Rekord-Nationalspieler Lothar Matthäus wertet die Aussagen von Oliver Kahn zu einem WM-Verzicht von Jamal Musiala als „unverständlich“ und hält sie für „überflüssig“. Er sei überzeugt, dass der Mittelfeldspieler des FC Bayern „bei der Weltmeisterschaft für Deutschland ganz wichtig werden kann“, sagte Matthäus am Rande des 5:0-Sieges der Münchner beim FC St. Pauli im TV-Sender Sky. „Es ist ja nicht das erste Mal, dass Oliver Kahn und ich eine andere Meinung haben“, fügte der 65-Jährige hinzu.
Kahn hatte Musiala zuvor empfohlen, für das Turnier abzusagen. In einer Talksendung bei „Sky“ hatte Kahn auf die Frage, ob Musiala über eine WM-Absage nachdenken sollte, geantwortet: „Absolut ja, natürlich.“ Hintergrund: der erlittene Wadenbeinbruch des 23 Jahre alten Offensivspielers samt einiger Bänderrisse im Sprunggelenk im vergangenen Juli bei der Klub-WM gegen Paris St. Germain und die lange Zwangspause, die Musiala im Moment augenscheinlich noch aufarbeiten muss. „Wenn ich spüre, dass etwas in meinem Spiel nicht stimmt, dann muss ich an mir arbeiten, wieder bereit zu sein“, sagte der frühere Vorstandschef des FC Bayern.

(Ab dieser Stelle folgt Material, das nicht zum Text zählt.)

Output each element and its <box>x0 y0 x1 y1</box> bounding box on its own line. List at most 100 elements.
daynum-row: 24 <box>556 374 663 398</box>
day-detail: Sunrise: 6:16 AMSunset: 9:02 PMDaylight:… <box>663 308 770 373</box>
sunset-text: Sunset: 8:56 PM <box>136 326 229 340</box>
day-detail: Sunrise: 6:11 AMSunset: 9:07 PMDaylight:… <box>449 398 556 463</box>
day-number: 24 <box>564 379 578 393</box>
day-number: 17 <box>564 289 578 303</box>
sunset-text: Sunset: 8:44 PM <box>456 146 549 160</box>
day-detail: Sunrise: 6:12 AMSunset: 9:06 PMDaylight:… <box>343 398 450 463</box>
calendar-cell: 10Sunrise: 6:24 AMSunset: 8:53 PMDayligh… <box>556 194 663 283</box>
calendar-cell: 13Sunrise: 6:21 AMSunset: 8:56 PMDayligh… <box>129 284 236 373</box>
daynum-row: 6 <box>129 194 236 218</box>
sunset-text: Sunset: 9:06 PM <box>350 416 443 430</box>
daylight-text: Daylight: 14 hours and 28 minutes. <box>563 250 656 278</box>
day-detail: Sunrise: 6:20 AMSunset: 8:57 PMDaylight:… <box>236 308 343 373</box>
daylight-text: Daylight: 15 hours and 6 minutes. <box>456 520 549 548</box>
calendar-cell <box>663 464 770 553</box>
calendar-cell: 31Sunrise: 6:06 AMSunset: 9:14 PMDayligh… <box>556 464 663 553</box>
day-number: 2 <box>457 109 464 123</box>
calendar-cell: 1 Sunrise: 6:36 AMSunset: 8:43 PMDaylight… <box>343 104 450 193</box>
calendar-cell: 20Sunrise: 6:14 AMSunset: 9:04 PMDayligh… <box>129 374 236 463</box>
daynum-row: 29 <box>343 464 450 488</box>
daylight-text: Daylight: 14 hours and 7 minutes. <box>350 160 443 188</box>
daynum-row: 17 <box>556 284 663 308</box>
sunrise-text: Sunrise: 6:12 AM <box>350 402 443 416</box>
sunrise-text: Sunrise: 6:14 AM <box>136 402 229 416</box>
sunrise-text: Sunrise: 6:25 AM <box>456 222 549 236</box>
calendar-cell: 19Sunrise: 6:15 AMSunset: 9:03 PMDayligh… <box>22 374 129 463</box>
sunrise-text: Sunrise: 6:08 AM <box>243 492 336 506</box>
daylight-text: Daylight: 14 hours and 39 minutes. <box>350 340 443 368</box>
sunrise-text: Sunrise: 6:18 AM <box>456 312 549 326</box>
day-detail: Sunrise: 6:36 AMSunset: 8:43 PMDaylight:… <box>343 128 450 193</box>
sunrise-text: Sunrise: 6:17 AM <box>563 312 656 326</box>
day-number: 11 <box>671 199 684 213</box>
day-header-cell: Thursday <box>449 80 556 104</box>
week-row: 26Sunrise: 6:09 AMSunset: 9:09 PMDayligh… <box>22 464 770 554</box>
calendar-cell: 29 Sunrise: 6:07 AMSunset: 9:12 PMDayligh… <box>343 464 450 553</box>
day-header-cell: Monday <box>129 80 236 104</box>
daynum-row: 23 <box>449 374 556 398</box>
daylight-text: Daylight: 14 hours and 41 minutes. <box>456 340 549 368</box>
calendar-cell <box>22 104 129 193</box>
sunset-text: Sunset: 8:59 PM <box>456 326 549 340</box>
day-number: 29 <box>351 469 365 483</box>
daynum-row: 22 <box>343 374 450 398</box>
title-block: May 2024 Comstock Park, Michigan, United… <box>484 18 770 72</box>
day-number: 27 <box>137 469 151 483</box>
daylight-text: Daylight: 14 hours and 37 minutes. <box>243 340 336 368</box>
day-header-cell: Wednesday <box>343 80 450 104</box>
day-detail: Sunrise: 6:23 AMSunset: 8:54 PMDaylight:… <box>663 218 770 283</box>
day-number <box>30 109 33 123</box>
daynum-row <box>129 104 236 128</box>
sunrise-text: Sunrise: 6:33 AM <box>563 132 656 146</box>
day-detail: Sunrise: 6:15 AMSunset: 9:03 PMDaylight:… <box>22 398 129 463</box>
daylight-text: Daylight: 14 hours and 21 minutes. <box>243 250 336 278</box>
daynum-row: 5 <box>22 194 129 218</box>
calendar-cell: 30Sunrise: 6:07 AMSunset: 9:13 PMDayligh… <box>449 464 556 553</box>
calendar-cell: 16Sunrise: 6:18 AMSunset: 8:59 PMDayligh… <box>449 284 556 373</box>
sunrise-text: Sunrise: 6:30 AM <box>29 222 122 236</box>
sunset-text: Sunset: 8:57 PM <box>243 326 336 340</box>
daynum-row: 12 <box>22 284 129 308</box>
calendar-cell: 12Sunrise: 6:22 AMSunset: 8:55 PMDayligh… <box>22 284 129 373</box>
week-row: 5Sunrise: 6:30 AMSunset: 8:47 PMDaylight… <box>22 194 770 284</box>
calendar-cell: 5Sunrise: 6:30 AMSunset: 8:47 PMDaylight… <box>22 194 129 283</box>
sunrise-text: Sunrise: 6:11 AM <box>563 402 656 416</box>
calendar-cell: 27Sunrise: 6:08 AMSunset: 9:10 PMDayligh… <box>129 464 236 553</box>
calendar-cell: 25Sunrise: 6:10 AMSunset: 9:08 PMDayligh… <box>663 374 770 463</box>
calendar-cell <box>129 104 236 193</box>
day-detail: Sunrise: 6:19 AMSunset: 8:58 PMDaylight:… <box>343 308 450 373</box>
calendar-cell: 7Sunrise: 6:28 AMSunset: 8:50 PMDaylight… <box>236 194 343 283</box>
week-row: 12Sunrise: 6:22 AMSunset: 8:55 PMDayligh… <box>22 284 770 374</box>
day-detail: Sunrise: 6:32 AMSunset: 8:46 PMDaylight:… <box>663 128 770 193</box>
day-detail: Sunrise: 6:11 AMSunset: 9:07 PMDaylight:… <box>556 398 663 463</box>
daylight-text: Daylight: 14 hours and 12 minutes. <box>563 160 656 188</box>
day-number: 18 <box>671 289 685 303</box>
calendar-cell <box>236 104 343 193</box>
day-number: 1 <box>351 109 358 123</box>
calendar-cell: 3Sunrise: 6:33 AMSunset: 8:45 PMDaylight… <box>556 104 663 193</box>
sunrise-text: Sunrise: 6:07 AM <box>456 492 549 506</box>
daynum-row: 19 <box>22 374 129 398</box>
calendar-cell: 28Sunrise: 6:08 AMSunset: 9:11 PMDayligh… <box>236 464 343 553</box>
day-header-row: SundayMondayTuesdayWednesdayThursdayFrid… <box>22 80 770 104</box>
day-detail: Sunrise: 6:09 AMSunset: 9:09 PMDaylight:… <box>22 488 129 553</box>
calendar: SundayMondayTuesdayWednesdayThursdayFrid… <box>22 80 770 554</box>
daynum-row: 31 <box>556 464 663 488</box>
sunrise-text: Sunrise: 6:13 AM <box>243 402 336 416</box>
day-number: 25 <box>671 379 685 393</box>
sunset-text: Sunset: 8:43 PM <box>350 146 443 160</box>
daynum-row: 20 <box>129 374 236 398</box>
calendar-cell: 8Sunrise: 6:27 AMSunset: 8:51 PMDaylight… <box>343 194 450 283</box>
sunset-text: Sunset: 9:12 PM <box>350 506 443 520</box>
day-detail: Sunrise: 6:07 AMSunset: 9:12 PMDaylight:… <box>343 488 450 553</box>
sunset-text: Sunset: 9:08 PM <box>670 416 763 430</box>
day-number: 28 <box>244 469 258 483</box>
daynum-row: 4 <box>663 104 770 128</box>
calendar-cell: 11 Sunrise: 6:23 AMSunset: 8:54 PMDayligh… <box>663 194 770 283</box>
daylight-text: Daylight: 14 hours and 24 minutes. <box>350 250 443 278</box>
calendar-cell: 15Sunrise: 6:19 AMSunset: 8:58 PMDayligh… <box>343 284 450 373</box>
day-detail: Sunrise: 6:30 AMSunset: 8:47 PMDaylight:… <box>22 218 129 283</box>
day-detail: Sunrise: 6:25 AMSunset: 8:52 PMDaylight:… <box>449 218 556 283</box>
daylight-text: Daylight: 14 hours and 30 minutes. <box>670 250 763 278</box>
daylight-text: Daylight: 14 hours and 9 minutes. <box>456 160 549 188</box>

„Oliver Kahn hat nicht mal auf eine Trainingseinheit verzichtet“, konterte Matthäus die Aussagen seines langjährigen Teamkollegen: „Oliver war selbst verantwortlich bei Bayern, hat sich vor die Mannschaft und jeden Spieler gestellt. Jetzt ist er in einer anderen Position und erzählt einem Spieler zweieinhalb Monate vor der WM, er solle auf die Weltmeisterschaft verzichten. Für mich eine unverständliche Aussage – überflüssig.“
Musiala sei nach seiner langen Verletzungspause auf einem guten Weg. „Man kann sagen, okay, er ist noch nicht in WM-Form. Aber er hat ja noch Wochen und Monate wie andere Spieler auch“, erklärte Matthäus. „Jamals Ziel ist, aufgrund seines Ehrgeizes, aufgrund der Qualität, die er mitbringt, und aufgrund dessen, was er gezeigt hat, da wieder hinzukommen – und der deutschen Nationalmannschaft zu helfen, Weltmeister zu werden.“
„Dann ist mein Fokus, dem Land und der Mannschaft zu helfen“, sagt Musiala
Matthäus hatte nach dem Spiel unter vier Augen mit Musiala gesprochen. „Ich habe ihm gesagt“, berichtete Matthäus, „dass er ein sehr gutes Spiel gemacht hat und stabil in seinen Aktionen geblieben ist. Ich gehe nicht nur vom Tor aus. Es ist natürlich ein schöner Moment, für jemanden, der nach einer schweren Verletzung seine Form suchen muss.“
Musiala selbst hatte nach der Bundesliga-Partie in Hamburg versichert: „Auf jeden Fall will ich zur WM.“ Bei den Münchnern wolle er zu einer erfolgreichen Saison beitragen, so der Jungstar: „Dann ist mein Fokus, dem Land und der Mannschaft zu helfen.“
Bayern-Sportvorstand Max Eberl hält die Debatte um Musialas WM-Teilnahme für verfrüht. „Diese Verletzung war echt ein Einschlag für ihn. Er hat den Knöchel gesehen. Natürlich hat er damit noch zu tun – nicht nur körperlich, sondern auch von der Birne“, sagte Eberl. Musiala werde das aber hinter sich lassen. Gegen St. Pauli gelang dem Jungstar der Führungstreffer.
Musiala musste nach der Verletzung bei der Klub-WM in den USA im vergangenen Sommer operiert werden und fiel bis zu Jahresbeginn aus. Seitdem ist er auf der Suche nach seiner Topform.
Nach seinem ordentlichen Auftritt in Hamburg sagte er: „Ich bin zufrieden mit meiner ganzen Leistung. Jede Minute, die ich nehmen kann, wo ich Gefühl in den Fuß und den Beinen wieder reinbekommen kann, tut mir gut. Ich habe einen Schritt nach vorne gemacht.“ Er fühle sich besser als vor einem Monat.